Budget limits and a lack of faith in the team’s competence are said to be the most significant hurdles to cybersecurity maturity.

Bad actors adopt new approaches and methods to thwart security teams’ inventive ways of blocking specific attacks. To make matters even worse, the digital ecosystem is growing at a rapid pace. Endpoints, services, and an even larger reliance on the cloud are all adding to security teams’ workloads.

In light of this, here are some of the best ways public-sector IT workers may improve their agency’s cybersecurity maturity:

  • Recognize that cutting-edge solutions do not always imply maturity.

Despite the fact that basic solutions such as endpoint protection, threat intelligence, and identity and access management are evolving, businesses still tend to go toward the products with the most bells and whistles.

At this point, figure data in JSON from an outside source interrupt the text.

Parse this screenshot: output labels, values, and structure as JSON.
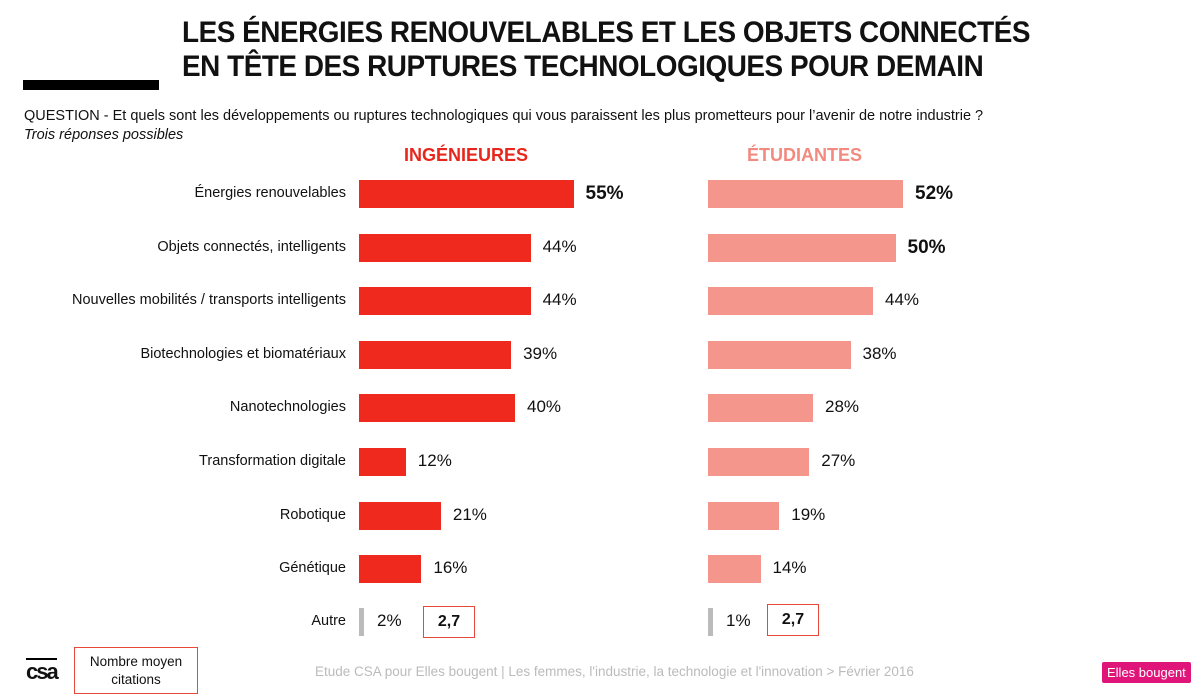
{
  "title_line1": "LES ÉNERGIES RENOUVELABLES ET LES OBJETS CONNECTÉS",
  "title_line2": "EN TÊTE DES RUPTURES TECHNOLOGIQUES POUR DEMAIN",
  "question": "QUESTION - Et quels sont les développements ou ruptures technologiques qui vous paraissent les plus prometteurs pour l’avenir de notre industrie ?",
  "subtitle": "Trois réponses possibles",
  "footer": "Etude CSA pour Elles bougent | Les femmes, l'industrie, la technologie et l'innovation > Février 2016",
  "legend_box": "Nombre moyen citations",
  "logo_left": "csa",
  "logo_right": "Elles bougent",
  "chart_data": {
    "type": "bar",
    "orientation": "horizontal",
    "categories": [
      "Énergies renouvelables",
      "Objets connectés, intelligents",
      "Nouvelles mobilités / transports intelligents",
      "Biotechnologies et biomatériaux",
      "Nanotechnologies",
      "Transformation digitale",
      "Robotique",
      "Génétique",
      "Autre"
    ],
    "series": [
      {
        "name": "INGÉNIEURES",
        "values": [
          55,
          44,
          44,
          39,
          40,
          12,
          21,
          16,
          2
        ],
        "labels": [
          "55%",
          "44%",
          "44%",
          "39%",
          "40%",
          "12%",
          "21%",
          "16%",
          "2%"
        ],
        "bold": [
          true,
          false,
          false,
          false,
          false,
          false,
          false,
          false,
          false
        ],
        "color": "#f0291f",
        "mean_citations": "2,7"
      },
      {
        "name": "ÉTUDIANTES",
        "values": [
          52,
          50,
          44,
          38,
          28,
          27,
          19,
          14,
          1
        ],
        "labels": [
          "52%",
          "50%",
          "44%",
          "38%",
          "28%",
          "27%",
          "19%",
          "14%",
          "1%"
        ],
        "bold": [
          true,
          true,
          false,
          false,
          false,
          false,
          false,
          false,
          false
        ],
        "color": "#f5968c",
        "mean_citations": "2,7"
      }
    ],
    "other_color": "#bbbbbb"
  }
}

Unfortunately, many of these have features that aren’t actually required. These costly solutions might disperse resources and investment dollars, jeopardizing the security maturity of an organization.

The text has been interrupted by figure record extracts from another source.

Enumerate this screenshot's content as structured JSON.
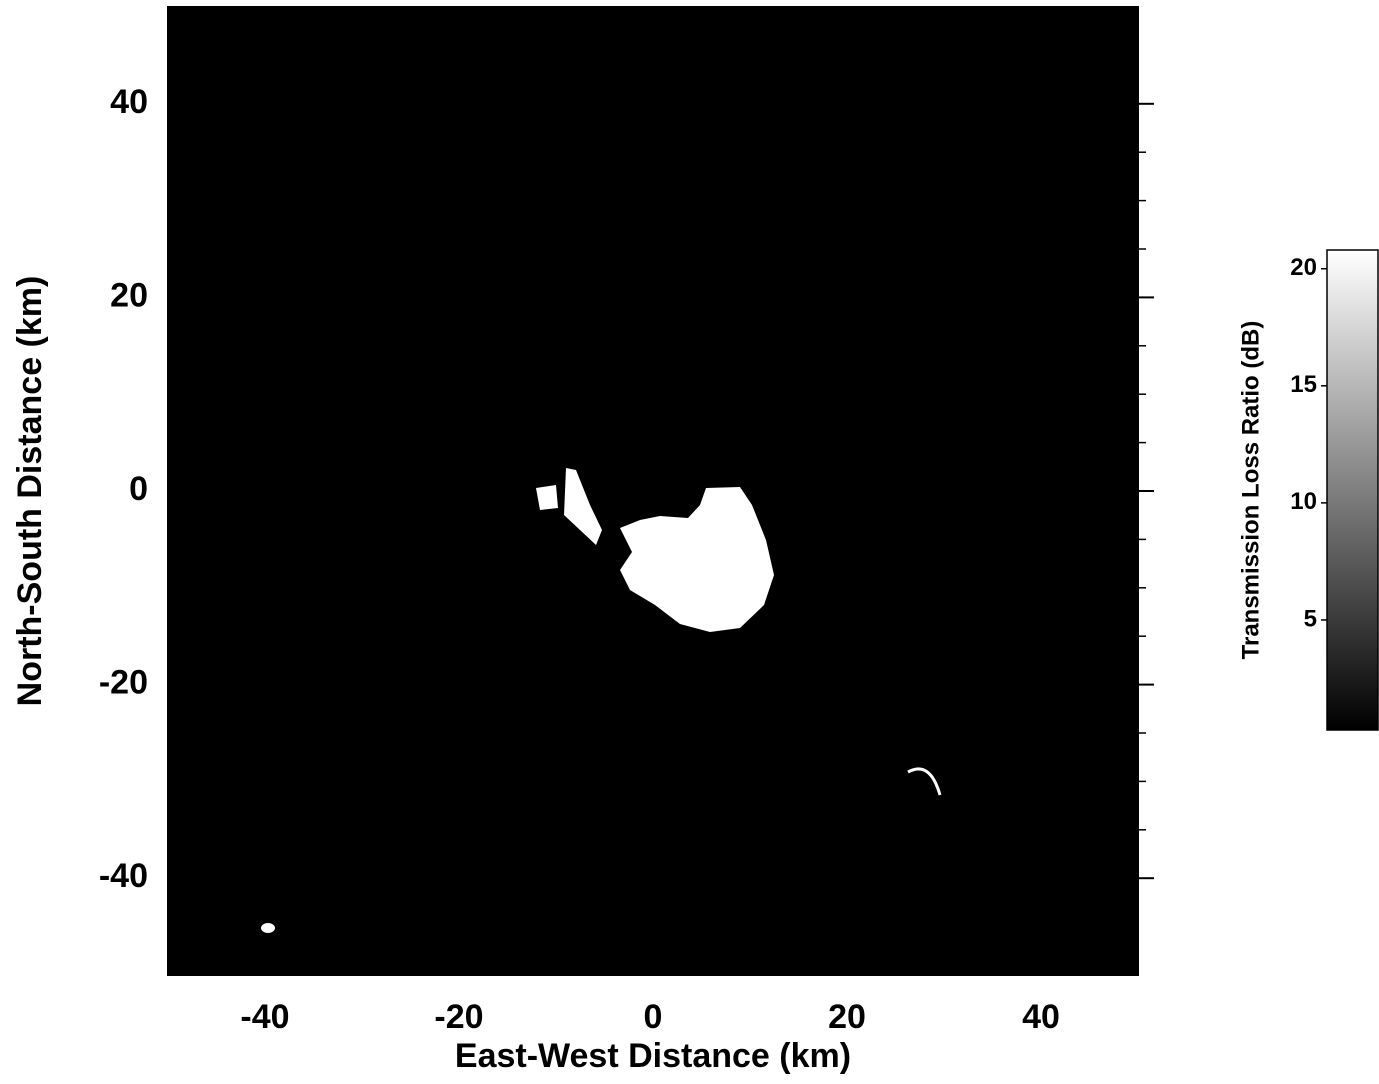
{
  "chart_data": {
    "type": "heatmap",
    "xlabel": "East-West Distance (km)",
    "ylabel": "North-South Distance (km)",
    "xlim": [
      -50,
      50
    ],
    "ylim": [
      -50,
      50
    ],
    "xticks": [
      -40,
      -20,
      0,
      20,
      40
    ],
    "yticks": [
      -40,
      -20,
      0,
      20,
      40
    ],
    "colorbar": {
      "label": "Transmission Loss Ratio (dB)",
      "lim": [
        0.3,
        20.8
      ],
      "ticks": [
        5,
        10,
        15,
        20
      ],
      "colors": [
        "#000000",
        "#ffffff"
      ]
    }
  }
}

With budgets tightening and prices rising, organizations must prioritize security investments based on risk to address important vulnerabilities, concerns, and exposures. IT pros need not chase the latest shiny things because the market is swamped with incredibly mature, cost-effective, and capable solutions to promote cybersecurity maturity where it’s required the most.

  • Endpoint security should be a top priority.

Even for solutions that have been available for a long time, such as endpoint security, effective governance is still lacking, according to the poll. While 57 percent say they are the most mature in endpoint protection, roughly 40% say they are not.

The largest issue for security teams is that as the network perimeter grows, especially over distant employees’ personal devices, endpoint protection solutions can become expensive to deploy and buy.

A careful investigation of the risk profiles across numerous endpoints is one technique to get around this problem. Security teams can focus on essential or at-risk assets, such as servers, rather than end-user systems, using this knowledge.

With budget constraints still an issue, agencies can use existing technology investments to improve protection across lower-risk assets, ensuring that there are no gaps in the organization’s security.

  • Use automation to your advantage.

One easy strategy to improve cybersecurity maturity is to use AI and machine learning to improve security solutions using existing resources. Among the tasks that next-generation automated security technologies can perform are identifying potential threats, detecting unauthorized behavior, countering and blocking attacks before they are carried out, applying intelligence to qualify incidents, and stopping the unauthorized movement of data, to name a few.

Agencies may continue to evolve their cybersecurity architecture as machine learning and artificial intelligence becomes more widespread in the security sector, allowing them to respond quickly to shifting digital threats.

  • Creating a cybersecurity awareness culture

Technology will never be enough to ensure cybersecurity maturity; the entire agency must commit to a holistic security program that recognizes the cybersecurity risk represented by contractors and workers.

Careless or uneducated insiders, including contractors, were named as the main threat by 52% of all survey respondents. That is why organizations must endeavor to build a security culture.

Instilling common sense in the workforce about what to look out for, best practices, and what to do in specific instances can make a big difference in the security posture of the organization.